Buprenorphine was the first medication for opioid addiction that could be prescribed in a regular doctor’s office rather than requiring daily visits to a specialized clinic (the way methadone does). This made treatment far more accessible, especially in rural areas where methadone clinics are scarce.

Who Can Prescribe Them

Until recently, doctors needed a special federal waiver to prescribe buprenorphine, and they were limited in how many patients they could treat. That changed in 2023 when Congress eliminated the waiver requirement entirely. Now any practitioner with a standard DEA registration that covers Schedule III medications can prescribe buprenorphine for opioid use disorder, with no cap on the number of patients. The only new requirement is that providers applying for or renewing their DEA registration complete at least eight hours of training on substance use disorders.

Side Effects

Subs are generally well tolerated compared to other opioid medications. The most commonly reported side effects include constipation, nausea, headache, and skin irritation. In long-term studies, these tend to occur at low rates, each affecting roughly 1 to 2 percent of patients.

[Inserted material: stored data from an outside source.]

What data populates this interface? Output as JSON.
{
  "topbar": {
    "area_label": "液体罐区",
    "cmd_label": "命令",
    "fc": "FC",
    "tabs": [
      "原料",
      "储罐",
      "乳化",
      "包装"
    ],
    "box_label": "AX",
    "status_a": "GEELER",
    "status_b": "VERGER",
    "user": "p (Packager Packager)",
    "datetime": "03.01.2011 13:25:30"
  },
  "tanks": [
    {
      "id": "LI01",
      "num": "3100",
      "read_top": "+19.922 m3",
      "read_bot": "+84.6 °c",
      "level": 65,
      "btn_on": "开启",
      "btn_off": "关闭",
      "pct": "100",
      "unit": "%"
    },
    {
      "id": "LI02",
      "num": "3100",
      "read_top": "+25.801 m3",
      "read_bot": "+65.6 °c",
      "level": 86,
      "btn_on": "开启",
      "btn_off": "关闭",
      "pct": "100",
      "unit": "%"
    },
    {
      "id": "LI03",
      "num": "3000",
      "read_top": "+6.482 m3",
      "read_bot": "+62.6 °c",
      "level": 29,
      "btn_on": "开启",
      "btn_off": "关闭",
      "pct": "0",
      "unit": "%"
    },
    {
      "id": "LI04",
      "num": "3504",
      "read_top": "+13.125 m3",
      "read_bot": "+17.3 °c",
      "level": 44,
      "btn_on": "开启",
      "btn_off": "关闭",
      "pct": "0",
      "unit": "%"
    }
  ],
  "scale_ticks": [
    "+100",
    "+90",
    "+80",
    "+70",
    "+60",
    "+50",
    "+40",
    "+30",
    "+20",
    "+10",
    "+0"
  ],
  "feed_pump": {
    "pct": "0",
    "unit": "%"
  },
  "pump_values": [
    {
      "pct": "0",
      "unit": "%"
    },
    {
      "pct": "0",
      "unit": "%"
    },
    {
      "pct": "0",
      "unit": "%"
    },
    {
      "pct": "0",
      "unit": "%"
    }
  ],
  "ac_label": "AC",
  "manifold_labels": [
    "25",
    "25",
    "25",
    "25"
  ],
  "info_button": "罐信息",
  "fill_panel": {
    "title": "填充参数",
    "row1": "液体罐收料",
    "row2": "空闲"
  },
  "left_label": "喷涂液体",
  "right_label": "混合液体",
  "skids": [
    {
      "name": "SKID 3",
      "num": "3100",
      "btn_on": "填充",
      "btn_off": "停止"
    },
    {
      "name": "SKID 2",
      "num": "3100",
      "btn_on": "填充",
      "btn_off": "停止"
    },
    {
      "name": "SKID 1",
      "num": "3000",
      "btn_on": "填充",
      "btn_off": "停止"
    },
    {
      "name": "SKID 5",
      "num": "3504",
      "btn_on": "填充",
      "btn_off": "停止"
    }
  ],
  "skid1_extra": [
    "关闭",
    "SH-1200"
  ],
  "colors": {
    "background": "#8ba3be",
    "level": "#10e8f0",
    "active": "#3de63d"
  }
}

One side effect that gets less attention is dental damage. In 2022, the FDA issued a formal warning after identifying 305 reports of serious dental problems in people using buprenorphine products dissolved in the mouth. These included tooth decay, cavities, oral infections, and tooth loss, sometimes in people who had no prior dental issues. The problems typically appeared about two years into treatment, though they showed up as early as a few weeks in some cases. Tooth extraction was the most common treatment needed, reported in nearly a quarter of those cases.

The likely cause is that the medication changes the acidity in the mouth while it dissolves. If you take sublingual buprenorphine, rinsing your mouth with water after the medication fully dissolves can help protect your teeth. The FDA recommends swishing water gently around your teeth and gums, then waiting at least an hour before brushing to avoid damaging enamel while your mouth is still acidic.

Why Subs Have Street Value

Subs do circulate on the black market, which is part of why people search for them by their slang name. Some people buy them to self-treat withdrawal when they can’t access a doctor. Others use them to bridge gaps between getting other opioids. While buprenorphine can be misused, its ceiling effect makes it far less dangerous than heroin or fentanyl. Most addiction researchers view diverted buprenorphine as a sign of unmet treatment demand rather than a recreational drug problem. People obtaining subs on the street are, more often than not, trying to manage withdrawal or reduce their use of more dangerous drugs on their own.